Goodwood Report

Hegbourne (Lola) and Burnard (A.C.-Bristol) Lead in the MOTOR SPORT Brooklands Memorial Trophy Contest  – Lotus Cars Win Five Out of Seven Races

In perfect weather conditions, before a small crowd, the 52nd Sports-Car Meeting at Goodwood produced the customary close and exciting racing.

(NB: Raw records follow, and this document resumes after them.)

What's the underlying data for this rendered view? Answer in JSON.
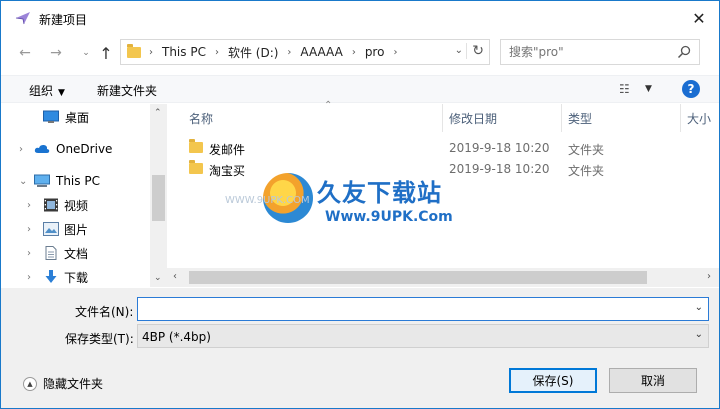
{
  "window": {
    "title": "新建项目"
  },
  "nav": {
    "back_icon": "arrow-left-icon",
    "forward_icon": "arrow-right-icon",
    "up_icon": "arrow-up-icon",
    "breadcrumbs": [
      "This PC",
      "软件 (D:)",
      "AAAAA",
      "pro"
    ],
    "search_placeholder": "搜索\"pro\""
  },
  "toolbar": {
    "organize_label": "组织",
    "new_folder_label": "新建文件夹",
    "help_label": "?"
  },
  "sidebar": {
    "items": [
      {
        "label": "桌面",
        "icon": "desktop-icon"
      },
      {
        "label": "OneDrive",
        "icon": "cloud-icon"
      },
      {
        "label": "This PC",
        "icon": "computer-icon"
      },
      {
        "label": "视频",
        "icon": "video-icon"
      },
      {
        "label": "图片",
        "icon": "picture-icon"
      },
      {
        "label": "文档",
        "icon": "document-icon"
      },
      {
        "label": "下载",
        "icon": "download-icon"
      }
    ]
  },
  "files": {
    "columns": [
      "名称",
      "修改日期",
      "类型",
      "大小"
    ],
    "rows": [
      {
        "name": "发邮件",
        "date": "2019-9-18 10:20",
        "type": "文件夹"
      },
      {
        "name": "淘宝买",
        "date": "2019-9-18 10:20",
        "type": "文件夹"
      }
    ]
  },
  "watermark": {
    "title": "久友下载站",
    "url": "Www.9UPK.Com",
    "small": "WWW.9UPK.COM"
  },
  "form": {
    "filename_label": "文件名(N):",
    "filename_value": "",
    "filetype_label": "保存类型(T):",
    "filetype_value": "4BP (*.4bp)",
    "hide_folders_label": "隐藏文件夹",
    "save_label": "保存(S)",
    "cancel_label": "取消"
  },
  "colors": {
    "accent": "#0078d7",
    "folder": "#f3c64e",
    "help": "#1a6dd1"
  }
}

The first race was a mixture of F.J. and non-s/c. 1100-c.c. sports cars and was led all the way by Berrow-Johnson’s F.J. Lotus-Ford, the only challenge coming from Beckwith’s sports Lotus-Ford. There was a splendid “ding-dong” between Heathcote’s F.J. Lotus-Ford and Hegbourne’s sports Lola-Climax but although the latter pushed past at the chicane, they finished third and fourth in the foregoing order. In demolishing all the wattle fencing out of the chicane Fletcher (F.J. Lotus) established a precedent for the remainder of the meeting. Prince drove his F.J. Lotus so slowly that he was lapped by Berrow-Johnson by half-distance.

There was much wild driving, with a F.J. Lotus at stake, in the “Veedol” Scratch Race, commencing with a collision between Eva’s M.G. and Fletcher (Lotus), which caused the latter to retire. Eva continued with bits trailing, driving as well as ever but irrevocably delayed. Free from all the slides and spins and wattle-levelling behind him, Cole led all the way in his Lotus-Ford, winning from Soley’s D.R.W.-Ford – but only just, for these two were side by side out of the chicane on the last lap. Cole won, in fact, by 0.6 sec.

Leading from start to finish became a feature of the meeting, for Beckwith did this in the 10-lap G.T. and sports-car race, although Hegbourne’s Lola did its best, but lacking the speed of the Lotus along Lavant straight. Lord Angus Clydesdale upheld the promise he displayed at the previous meeting by bringing his Lola home third, after Williams had thrown this position away by motoring his Lotus on the grass, for which they penalise you 60 sec. at Goodwood. It was instructive to see three small cars finishing ahead of Danny Collins’ big Chevrolet Corvette, which, incidentally was on Goodyear Sports-Car tyres. But the throaty Chevrolet finished just ahead of Coundley’s Lister-Jaguar and beat Skidmore’s Jaguar D. What would happen if someone brought one of the really “hot” American “stock-cars” over from the States and raced it in England?

Entwistle deservedly pulled off the Marque Scratch Race in the compact T.V.R. although pressed very hard indeed by Burnard’s A.C.-Bristol. These semi-standard sports cars proved notably unreliable, Bosshard’s TR3 breaking its gearbox, Redgrave’s Sunbeam Alpine breaking its throttle-linkage, Hampsheir’s M.G.-A stopping with fuel starvation, Jones’ Morgan Plus Four overheating, while Eva’s Twin-Cam M.G., which has previously proved unexpectedly reliable, now went the way of most of these M.G.s, retiring with lack of oil pressure when Eva was lying second a lap from the finish, thus losing his lead in the Brooklands Memorial Trophy Contest.

After Green’s TR3 hard-top had won a 5-lap Handicap from Dence’s open Morgan Plus Four, Adlington’s Lotus took the 1,200-c.c. push-rod sports-car Scratch race, closely pressed by Porter’s Lotus, which failed to get round the chicane on the last lap, demolishing the trellis wall and forfeiting second place to Manfield in Soley’s D.R.W. The day’s racing concluded with another 5-lap Handicap which Hicks’ Lotus-Climax won fairly easily from Yeates’ Aston Martin DB3S and Skidmore’s Jaguar-D. – W. B.